Early reports already questioned the use of SJ-172550 as a chemical probe to investigate MDMX cellular function, with luciferase complementation assay data indicating that the compound is unable to disrupt the MDMX-p53 interaction in a cellular context.[27] However, because of the strong interest in p53 biology and the compound’s first-in-class status, SJ-172550 is still prominently featured on vendor web sites and many studies continue to use SJ-172550 as an orthogonal means to validate the effects of MDMX inhibition. Given the ongoing discussion on PAINS compounds[28,29] and the desired qualities of chemical probes,[30] we hope our study will aid to further increase the awareness of the potential pitfalls of reactive and potentially unstable compounds. Requirements for PAINS filtering of compounds presented in American Chemical Society (ACS) journals have recently been introduced[31] and the use of various cheminformatics toolkits can help eliminate problematic scaffolds. Analysis of the molecule with the cApp algorithm[32] for the presence of moieties that have the potential to cause pan-assay interference[33] assigns the arylmethylidenepyrazolinone scaffold of 1 to a broad category of five-membered heterocyclic alkylidenes, which, similarly to alkylidene rhodanines, can react with nucleophiles such as cysteines.[34] A recent review on pan-assay interference compounds[28] described this scaffold as a member of the “most problematic” PAINS. Evaluation of the compound with the BadApple algorithm for weeding out potentially promiscuous molecules[35] assigns a promiscuity score of 497 to 4-methylene-2-phenyl-2,4-dihydro-3H-pyrazol-3-ones, with scores above 300 being generally accepted to be considered a PAINS compound. Notably, the specificity of C646, an inhibitor of p300 containing a related furanylmethylidenepyrazolinone scaffold, was recently called into question following an extensive proteomic analysis.[36] Nevertheless, a short survey of the recent literature revealed the arylmethylidenepyrazolinone scaffold as a regular hit in high-throughput screening assays and virtual screens.[37−39] Although we did not observe any apparent precipitation in our experiments, previous reports have also suggested that SJ-172550 may have only limited solubility in aqueous buffers. Thus, in principle, any cellular effects observed at these high concentrations could be due to nonspecific and/or aggregative effects.[40]

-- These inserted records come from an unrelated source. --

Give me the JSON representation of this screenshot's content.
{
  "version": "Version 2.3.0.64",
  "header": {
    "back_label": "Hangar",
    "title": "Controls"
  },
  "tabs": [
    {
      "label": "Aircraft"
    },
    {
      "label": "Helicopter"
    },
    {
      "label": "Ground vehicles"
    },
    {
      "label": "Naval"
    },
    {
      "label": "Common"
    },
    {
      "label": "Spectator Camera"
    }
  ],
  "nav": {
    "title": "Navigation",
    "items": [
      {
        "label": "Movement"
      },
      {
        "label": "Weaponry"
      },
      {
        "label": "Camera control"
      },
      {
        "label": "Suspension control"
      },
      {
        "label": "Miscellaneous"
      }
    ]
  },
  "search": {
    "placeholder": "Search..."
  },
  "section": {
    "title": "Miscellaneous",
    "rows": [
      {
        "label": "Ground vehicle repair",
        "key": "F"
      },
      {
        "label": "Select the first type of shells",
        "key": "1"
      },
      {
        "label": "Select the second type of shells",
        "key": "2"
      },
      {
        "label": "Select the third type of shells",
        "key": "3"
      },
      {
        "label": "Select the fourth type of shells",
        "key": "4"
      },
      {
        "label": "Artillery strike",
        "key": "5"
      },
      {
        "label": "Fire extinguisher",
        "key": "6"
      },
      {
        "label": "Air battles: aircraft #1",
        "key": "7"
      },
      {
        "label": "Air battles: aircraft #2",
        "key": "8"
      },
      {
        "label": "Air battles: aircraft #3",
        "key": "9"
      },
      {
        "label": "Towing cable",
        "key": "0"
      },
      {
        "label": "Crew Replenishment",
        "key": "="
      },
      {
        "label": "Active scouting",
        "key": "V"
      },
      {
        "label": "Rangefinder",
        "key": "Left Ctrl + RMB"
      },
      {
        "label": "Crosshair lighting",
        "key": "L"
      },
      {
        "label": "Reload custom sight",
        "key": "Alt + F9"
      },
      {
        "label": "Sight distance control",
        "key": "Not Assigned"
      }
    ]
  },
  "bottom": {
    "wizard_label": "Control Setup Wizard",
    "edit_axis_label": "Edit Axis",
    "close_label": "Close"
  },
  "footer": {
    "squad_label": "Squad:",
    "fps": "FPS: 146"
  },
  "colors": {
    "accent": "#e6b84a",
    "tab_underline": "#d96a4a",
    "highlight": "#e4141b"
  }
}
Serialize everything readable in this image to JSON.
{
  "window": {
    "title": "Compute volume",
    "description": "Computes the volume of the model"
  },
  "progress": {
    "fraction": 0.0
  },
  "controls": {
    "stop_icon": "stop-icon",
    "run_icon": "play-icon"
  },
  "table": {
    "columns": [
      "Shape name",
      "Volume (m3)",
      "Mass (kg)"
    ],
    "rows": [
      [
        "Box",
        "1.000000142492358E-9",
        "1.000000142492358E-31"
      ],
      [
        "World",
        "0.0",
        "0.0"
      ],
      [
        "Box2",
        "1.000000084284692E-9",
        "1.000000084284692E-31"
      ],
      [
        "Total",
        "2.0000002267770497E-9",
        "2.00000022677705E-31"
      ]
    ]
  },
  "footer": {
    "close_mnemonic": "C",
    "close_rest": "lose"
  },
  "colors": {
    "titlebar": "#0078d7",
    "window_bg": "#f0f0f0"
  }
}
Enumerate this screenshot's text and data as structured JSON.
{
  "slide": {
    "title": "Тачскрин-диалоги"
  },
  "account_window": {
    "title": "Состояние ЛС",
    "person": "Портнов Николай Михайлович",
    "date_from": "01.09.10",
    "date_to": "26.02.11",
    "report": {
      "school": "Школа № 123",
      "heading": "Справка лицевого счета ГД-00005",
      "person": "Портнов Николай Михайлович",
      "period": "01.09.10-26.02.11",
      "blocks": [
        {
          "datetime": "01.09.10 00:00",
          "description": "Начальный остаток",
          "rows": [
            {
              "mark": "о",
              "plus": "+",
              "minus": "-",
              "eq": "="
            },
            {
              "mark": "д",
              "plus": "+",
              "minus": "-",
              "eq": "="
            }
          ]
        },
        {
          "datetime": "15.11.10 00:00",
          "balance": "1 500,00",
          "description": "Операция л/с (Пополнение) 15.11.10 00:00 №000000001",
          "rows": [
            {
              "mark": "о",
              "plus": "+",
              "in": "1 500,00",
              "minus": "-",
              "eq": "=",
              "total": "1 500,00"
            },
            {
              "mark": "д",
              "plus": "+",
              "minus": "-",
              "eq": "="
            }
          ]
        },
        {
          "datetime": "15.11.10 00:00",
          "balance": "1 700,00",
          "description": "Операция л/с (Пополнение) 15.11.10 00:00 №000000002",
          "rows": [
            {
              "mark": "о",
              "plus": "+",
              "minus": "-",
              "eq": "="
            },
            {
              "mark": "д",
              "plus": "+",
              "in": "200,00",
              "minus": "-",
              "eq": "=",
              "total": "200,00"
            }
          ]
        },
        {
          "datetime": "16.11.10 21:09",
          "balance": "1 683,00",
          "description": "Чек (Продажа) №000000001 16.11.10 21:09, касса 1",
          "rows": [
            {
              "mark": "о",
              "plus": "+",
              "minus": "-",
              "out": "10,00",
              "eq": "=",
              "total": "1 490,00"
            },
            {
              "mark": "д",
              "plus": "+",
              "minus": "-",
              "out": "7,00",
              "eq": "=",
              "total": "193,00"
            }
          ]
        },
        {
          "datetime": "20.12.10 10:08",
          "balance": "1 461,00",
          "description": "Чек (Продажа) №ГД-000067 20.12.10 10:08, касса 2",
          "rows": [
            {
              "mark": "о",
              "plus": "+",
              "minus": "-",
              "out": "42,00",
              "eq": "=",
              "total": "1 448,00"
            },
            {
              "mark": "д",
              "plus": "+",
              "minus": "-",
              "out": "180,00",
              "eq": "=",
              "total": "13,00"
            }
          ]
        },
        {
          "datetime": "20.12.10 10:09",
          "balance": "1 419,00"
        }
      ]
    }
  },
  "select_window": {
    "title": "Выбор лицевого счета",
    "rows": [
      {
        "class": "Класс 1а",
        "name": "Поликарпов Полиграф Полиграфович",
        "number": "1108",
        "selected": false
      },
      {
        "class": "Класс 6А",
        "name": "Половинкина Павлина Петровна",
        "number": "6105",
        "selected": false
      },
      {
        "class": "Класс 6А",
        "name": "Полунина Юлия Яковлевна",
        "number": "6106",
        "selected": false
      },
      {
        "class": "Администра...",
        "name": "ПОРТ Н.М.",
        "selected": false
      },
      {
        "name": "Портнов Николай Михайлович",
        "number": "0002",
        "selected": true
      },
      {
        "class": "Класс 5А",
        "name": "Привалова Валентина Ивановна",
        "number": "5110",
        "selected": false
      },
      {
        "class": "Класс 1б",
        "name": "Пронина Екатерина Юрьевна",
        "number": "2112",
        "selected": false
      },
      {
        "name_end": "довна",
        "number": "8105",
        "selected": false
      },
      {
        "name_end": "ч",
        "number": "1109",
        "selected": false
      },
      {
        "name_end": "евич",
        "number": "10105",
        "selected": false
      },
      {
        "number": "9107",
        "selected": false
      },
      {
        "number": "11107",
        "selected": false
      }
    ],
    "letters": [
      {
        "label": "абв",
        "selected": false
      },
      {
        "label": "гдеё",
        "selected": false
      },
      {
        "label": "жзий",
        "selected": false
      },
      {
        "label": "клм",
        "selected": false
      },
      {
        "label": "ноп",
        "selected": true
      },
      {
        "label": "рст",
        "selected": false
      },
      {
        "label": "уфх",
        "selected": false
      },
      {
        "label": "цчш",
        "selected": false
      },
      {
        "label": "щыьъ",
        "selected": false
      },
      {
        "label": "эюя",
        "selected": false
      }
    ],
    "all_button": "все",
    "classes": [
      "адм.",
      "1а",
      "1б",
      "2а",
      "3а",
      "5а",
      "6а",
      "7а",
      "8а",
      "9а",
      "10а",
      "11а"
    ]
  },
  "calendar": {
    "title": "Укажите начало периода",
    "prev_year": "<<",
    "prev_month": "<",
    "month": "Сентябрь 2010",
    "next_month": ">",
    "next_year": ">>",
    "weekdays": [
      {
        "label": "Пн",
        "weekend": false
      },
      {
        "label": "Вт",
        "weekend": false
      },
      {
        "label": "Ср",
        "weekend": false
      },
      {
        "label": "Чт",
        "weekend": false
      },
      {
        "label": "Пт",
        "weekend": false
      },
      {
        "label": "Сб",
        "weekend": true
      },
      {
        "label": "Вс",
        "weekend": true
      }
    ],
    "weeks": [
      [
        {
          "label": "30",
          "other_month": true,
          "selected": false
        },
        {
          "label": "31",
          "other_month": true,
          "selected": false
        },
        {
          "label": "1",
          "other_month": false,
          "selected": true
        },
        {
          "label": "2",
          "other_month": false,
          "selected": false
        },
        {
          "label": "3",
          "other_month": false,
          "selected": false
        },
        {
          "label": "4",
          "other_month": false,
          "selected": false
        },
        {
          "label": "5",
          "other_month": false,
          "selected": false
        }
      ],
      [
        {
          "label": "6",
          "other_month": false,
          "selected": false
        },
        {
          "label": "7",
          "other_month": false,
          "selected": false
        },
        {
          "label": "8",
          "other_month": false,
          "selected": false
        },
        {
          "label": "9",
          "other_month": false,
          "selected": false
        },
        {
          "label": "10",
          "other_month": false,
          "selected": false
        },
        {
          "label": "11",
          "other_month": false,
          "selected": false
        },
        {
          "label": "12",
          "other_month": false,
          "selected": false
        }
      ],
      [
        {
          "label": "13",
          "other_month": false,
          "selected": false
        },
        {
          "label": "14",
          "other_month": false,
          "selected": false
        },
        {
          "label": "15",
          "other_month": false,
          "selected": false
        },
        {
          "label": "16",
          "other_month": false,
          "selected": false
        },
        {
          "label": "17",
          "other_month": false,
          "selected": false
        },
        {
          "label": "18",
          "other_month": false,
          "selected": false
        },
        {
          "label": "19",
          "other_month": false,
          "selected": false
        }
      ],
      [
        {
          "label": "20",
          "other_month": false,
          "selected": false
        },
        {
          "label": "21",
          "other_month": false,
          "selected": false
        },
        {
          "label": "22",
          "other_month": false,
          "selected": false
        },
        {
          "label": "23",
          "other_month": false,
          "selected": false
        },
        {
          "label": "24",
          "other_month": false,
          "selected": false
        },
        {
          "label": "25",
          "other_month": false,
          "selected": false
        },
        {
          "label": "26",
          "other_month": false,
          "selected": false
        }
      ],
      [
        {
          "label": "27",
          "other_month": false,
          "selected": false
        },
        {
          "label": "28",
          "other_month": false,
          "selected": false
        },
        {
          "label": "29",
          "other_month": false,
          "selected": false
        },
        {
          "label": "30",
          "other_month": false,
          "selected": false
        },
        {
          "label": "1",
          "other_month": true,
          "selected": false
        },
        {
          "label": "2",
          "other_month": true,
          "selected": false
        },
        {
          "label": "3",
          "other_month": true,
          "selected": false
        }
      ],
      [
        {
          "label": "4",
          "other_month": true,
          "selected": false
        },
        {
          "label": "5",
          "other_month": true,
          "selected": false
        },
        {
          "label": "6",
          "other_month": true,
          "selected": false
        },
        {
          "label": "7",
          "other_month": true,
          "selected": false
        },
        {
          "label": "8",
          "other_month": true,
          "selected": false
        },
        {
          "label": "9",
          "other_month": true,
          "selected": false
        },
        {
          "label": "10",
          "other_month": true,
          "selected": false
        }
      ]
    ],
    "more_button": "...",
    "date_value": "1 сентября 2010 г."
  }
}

In summary, we show that SJ-172550 is a highly promiscuous compound with unclear effects on its putative cognate target MDMX in cells. In contrast to CETSA results reported for stapled peptide-based inhibitors,[22] SJ-172550 did not exhibit a stabilizing effect on MDMX in intact cells. Importantly, we find that SJ-172550 rapidly decomposes in aqueous buffers within a few hours and, as such, its exclusion from screening libraries seems warranted, as recently postulated for other classic PAINS compounds, such as curcumin.[41] This is not to say arylmethylidenepyrazolinones such as SJ-172550 may not be able to exhibit interesting phenotypes in living systems; however, their physicochemical properties make the interpretation of results extremely challenging and, therefore, argue against their use as tool compounds.

Methods

All methods are described in the Supporting Information.